Home

Rechtbank Gelderland, 21-12-2018, ECLI:NL:RBGEL:2018:5246, AWB - 18 _ 3359

Rechtbank Gelderland, 21-12-2018, ECLI:NL:RBGEL:2018:5246, AWB - 18 _ 3359

Gegevens

Instantie
Rechtbank Gelderland
Datum uitspraak
21 december 2018
Datum publicatie
24 december 2018
ECLI
ECLI:NL:RBGEL:2018:5246
Zaaknummer
AWB - 18 _ 3359

Inhoudsindicatie

Aanslag rioolheffing.

Belanghebbende is eigenaar van een recreatiewoning. Bij de aanleg van het park heeft de gemeente te kennen gegeven dat het afvalwater niet kon worden geloosd op het gemeentelijke riool, maar direct naar de afvalwaterzuiveringsinstallatie diende te worden verpompt. In een voetnoot is in een gespreksnotitie vermeld dat dit betekende dat de woningen niet voor rioolrecht konden worden aangeslagen. De VvE heeft in 2002 een overeenkomst met de gemeente gesloten. Hierbij is overeengekomen dat een opstalrecht zal worden gevestigd ter zake van het hebben van leidingen in de grond van de gemeente. Uit de situatietekening volgt dat het opstalrecht loopt tot de plek van het rioolgemaal. In 2003 is het opstalrecht gevestigd. De VvE heeft op eigen kosten een persleiding aangelegd voor de afvoer van het afvalwater van het recreatiepark. Deze persleiding is ongeveer twee kilometer lang. De aanlegkosten bedroegen ongeveer € 500.000. De VvE onderhoudt de persleiding. Kort voor het rioolgemaal bevindt zich een gemeentelijke inspectieput. Uit onderzoek blijkt dat de persleiding uitkomt in de inspectieput. Aan de andere zijde is sprake van een droogweerafvoer van 17 meter, die aansluit op het rioolgemaal.

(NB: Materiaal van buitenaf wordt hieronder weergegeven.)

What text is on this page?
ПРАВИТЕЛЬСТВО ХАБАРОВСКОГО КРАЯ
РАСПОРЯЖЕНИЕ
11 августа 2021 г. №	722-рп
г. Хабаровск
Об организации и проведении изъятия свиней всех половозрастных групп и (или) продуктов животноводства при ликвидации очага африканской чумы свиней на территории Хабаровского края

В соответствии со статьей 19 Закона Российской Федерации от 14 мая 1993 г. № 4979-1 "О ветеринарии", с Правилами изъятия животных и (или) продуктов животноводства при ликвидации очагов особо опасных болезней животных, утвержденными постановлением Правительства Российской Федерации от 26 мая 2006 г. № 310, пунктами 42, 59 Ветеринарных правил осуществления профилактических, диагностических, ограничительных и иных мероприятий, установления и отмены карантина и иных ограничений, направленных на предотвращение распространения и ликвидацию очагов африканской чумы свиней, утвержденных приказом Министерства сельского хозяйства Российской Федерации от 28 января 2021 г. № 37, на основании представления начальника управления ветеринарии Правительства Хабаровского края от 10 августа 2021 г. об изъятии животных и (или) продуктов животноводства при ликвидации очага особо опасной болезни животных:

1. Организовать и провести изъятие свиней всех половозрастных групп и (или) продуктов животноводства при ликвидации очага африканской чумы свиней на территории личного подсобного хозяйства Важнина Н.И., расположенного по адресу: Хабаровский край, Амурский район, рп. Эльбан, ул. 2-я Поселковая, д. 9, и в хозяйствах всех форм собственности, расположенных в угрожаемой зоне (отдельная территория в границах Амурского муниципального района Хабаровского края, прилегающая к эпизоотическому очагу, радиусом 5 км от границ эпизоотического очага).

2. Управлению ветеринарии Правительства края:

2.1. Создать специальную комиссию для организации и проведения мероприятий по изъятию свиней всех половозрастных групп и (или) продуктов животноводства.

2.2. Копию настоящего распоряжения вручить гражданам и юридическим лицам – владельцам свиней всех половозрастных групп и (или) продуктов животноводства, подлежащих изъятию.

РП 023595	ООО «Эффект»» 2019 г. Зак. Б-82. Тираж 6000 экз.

De rechtbank oordeelt dat verweerder niet aannemelijk heeft gemaakt dat zich een belastbaar feit heeft voorgedaan. Gelet op de overeenkomst uit 2002 en de daarbij behorende tekening. Aannemelijk is dat ook voor de laatste 17 meter een opstalrecht is gevestigd. Verweerder heeft niet onderbouwd dat de gemaakte afspraken zijn gewijzigd of dat de persleiding anders is aangelegd dan is weergegeven op de situatietekening. Het is ook niet aannemelijk dat de VvE een uitgave van € 500.000 zou hebben gedaan om er vervolgens mee in te stemmen dat de laatste 17 meter tot het rioolgemaal eigendom van de gemeente zou zijn.

Om nieuwe procedures te voorkomen gaat de rechtbank ook in op de situatie dat geen sprake zou zijn van een opstalrecht dat aan heffing in de weg staat. Ook dan is de aanslag ten onrechte opgelegd, vanwege strijd met het beginsel van fair play.

Uitspraak

Zittingsplaats Arnhem

Belastingrecht

zaaknummer: AWB 18/3359

in de zaak tussen

(gemachtigde: mr. [gemachtigde] ),

en

Procesverloop

Verweerder heeft aan belanghebbende voor het jaar 2017 een aanslag rioolheffing opgelegd.

Verweerder heeft bij uitspraak op bezwaar van 26 maart 2018 de aanslag gehandhaafd.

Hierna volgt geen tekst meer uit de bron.